Bem perto da capelinha, por exemplo, ficava o complexo de cortiços da Vila Itororó, com dezenas de famílias negras que viveram ali até 2012. Atualmente, após reformas feitas pela prefeitura, o lugar virou um espaço de equipamentos culturais e de serviços públicos da cidade, inaugurado no começo do mês.

Outros terrenos e casarões do bairro foram vendidos e deram espaço para prédios comerciais e condomínios. “Quando eu vim do Rio, em junho de 1995, tinha um radialista chamado Zeno Bandeira, ele gostava muito das minhas orações e dizia que em São Paulo eu nunca mais ia ver o sol, pois aqui só tinha garoa. Era, então, para eu botar a garoa para correr. Se você notar, desde o tempo que eu estou aqui, a garoa desapareceu mesmo”, comenta a benzedeira.

Outras referências

Inspirado nas histórias sobre a presença negra na região, Guilherme Soares Dias, criador do Guia Negro e da agência Black Bird, montou um passeio turístico pela Bela Vista e Bixiga. “Desde os quilombos, passando por trabalhadores dos casarões dos barões do café na Avenida Paulista, até os dias atuais quando temos uma forte presença negra”, conta.

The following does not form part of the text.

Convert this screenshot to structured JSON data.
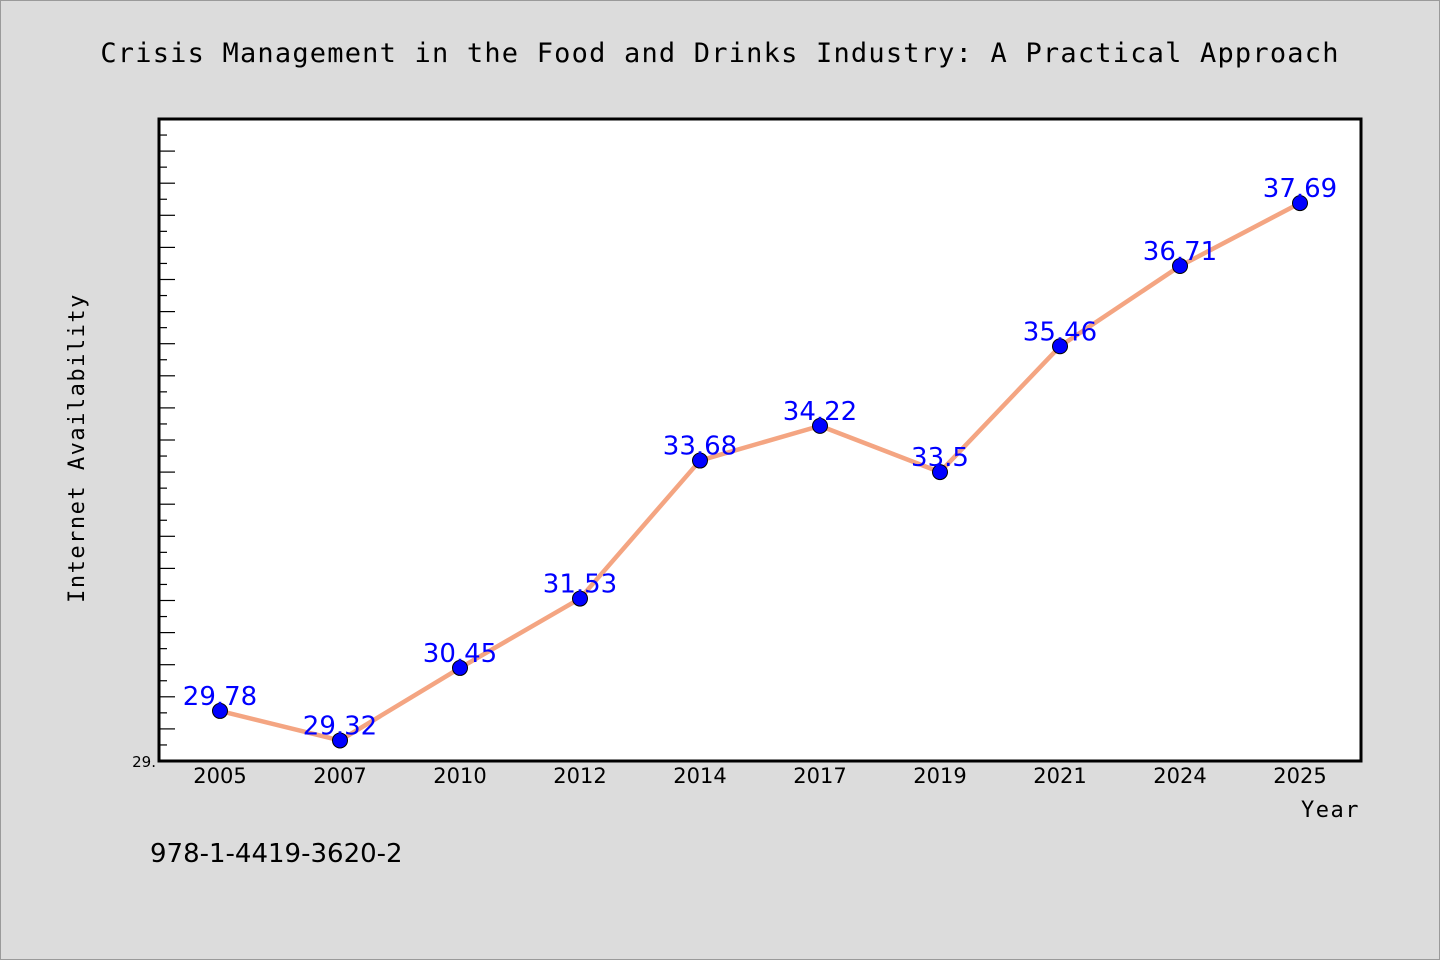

O passeio, que acontece desde 2019, inclui curiosidades históricas como a da igreja da Nossa Senhora da Achiropita, que abriga uma pastoral negra e realiza casamentos, missas e batizados afros. A próxima data do passeio é dia 14 de novembro.

Outra figura importante na história negra do bairro é a capoeira do mestre Ananias, morto em 2016. Ananias Ferreira nasceu em São Félix, em 1924, no recôncavo baiano, e mudou-se para São Paulo em 1953, para ensinar capoeira e trabalhar no teatro apresentando samba e candomblé.

Em 2007, foi instalada na Bela Vista a sede da Casa Mestre Ananias que se tornou um projeto cultural com atividades como aulas de violão, cerâmica, dança e capoeira para todas as idades. Além de festas tradicionais, como o Caruru de Cosme e Damião, festa junina e o aniversário do mestre Ananias, no mês de dezembro.

“A gente faz a música do jeito que a gente acredita e a capoeira do jeito que o mestre deixou”, afirma Rodrigo Lima, o Rodrigo Minhoca, um dos filhos de capoeira do mestre Ananias e fundador do projeto.